Earth casters would still likely memorize a couple of life spells for critical moments, yet would be less likely to be expected to have to memorize or use them.

This would also allow newer characters to push themselves harder in mods, without having to adventure with a higher level healer, as even a new character could prevent death. This I feel would add a bit more excitement while not adding undue risk. I remember fondly when I got into battles that were really tough and I ran out of healing. Having to move bodies away from the fight, or have a shield wall held the enemy at bey so I could perform first aid, it was exhilarating.

Also, this requires very little change to the system or adding a complex mechanic.
 
I said as much earlier, in a previous thread, and again - the fears of Life causing resurrections / forced choices of who dies is _wildly_ overblown.

And I already said, earlier in this thread, that this line of argument isn't relevant. The main problem isn't one of number of resurrections. The main problem is that the current rules make Life an unquestionably optimal choice. Any other spell at 9th level is either extremely corner case or can be effectively mimicked by other in-game effects. Life is so unique that it has nearly perfect elasticity of cost. That is poor game design and antithetical to the basic idea of our game.

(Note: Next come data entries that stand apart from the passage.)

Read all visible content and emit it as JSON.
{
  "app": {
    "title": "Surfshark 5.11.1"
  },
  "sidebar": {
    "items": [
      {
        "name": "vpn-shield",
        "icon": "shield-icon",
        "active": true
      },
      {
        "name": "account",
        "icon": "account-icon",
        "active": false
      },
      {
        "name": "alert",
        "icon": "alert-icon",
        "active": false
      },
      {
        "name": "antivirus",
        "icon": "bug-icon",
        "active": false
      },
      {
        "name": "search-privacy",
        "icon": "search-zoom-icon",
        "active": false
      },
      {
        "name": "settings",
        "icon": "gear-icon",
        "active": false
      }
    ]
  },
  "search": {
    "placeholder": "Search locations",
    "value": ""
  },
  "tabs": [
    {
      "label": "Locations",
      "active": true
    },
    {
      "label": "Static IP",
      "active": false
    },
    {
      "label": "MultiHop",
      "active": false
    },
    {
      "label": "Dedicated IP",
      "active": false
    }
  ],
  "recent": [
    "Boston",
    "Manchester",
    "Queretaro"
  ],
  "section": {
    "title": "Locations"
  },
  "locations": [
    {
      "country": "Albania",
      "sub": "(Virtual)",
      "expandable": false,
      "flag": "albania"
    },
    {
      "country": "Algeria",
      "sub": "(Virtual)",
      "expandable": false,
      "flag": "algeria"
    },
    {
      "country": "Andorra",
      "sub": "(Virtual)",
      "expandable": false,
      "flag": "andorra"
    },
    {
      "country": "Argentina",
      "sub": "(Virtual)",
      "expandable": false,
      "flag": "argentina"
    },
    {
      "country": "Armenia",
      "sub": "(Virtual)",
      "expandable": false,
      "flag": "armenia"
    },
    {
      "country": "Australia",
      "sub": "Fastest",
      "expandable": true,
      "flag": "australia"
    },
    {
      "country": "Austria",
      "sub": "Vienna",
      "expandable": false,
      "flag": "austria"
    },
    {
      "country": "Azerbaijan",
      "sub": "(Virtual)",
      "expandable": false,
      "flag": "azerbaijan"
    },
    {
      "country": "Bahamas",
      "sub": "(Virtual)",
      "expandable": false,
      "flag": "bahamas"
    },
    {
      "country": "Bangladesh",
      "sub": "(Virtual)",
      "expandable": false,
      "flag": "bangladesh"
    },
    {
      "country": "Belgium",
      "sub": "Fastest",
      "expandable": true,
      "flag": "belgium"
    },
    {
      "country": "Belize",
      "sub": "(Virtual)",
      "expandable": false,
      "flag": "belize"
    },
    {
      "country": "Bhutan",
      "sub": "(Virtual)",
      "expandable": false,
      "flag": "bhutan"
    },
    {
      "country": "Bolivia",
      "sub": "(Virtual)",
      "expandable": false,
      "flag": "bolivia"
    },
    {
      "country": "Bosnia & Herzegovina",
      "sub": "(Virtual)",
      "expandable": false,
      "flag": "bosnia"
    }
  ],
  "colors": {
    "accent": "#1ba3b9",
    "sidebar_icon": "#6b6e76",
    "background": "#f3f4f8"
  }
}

The social pressure is a consequence of that. And that is also a problem. We have created game rules that result in a toxic game environment for some players. I am personally a proponent of higher threat in the game and yet I still think the Life rules create a huge customer service problem that needs to be corrected. Honestly, they should have been corrected 20 years ago, but things take time (see Selunari or Dark Elf face makeup). The time has come for this one.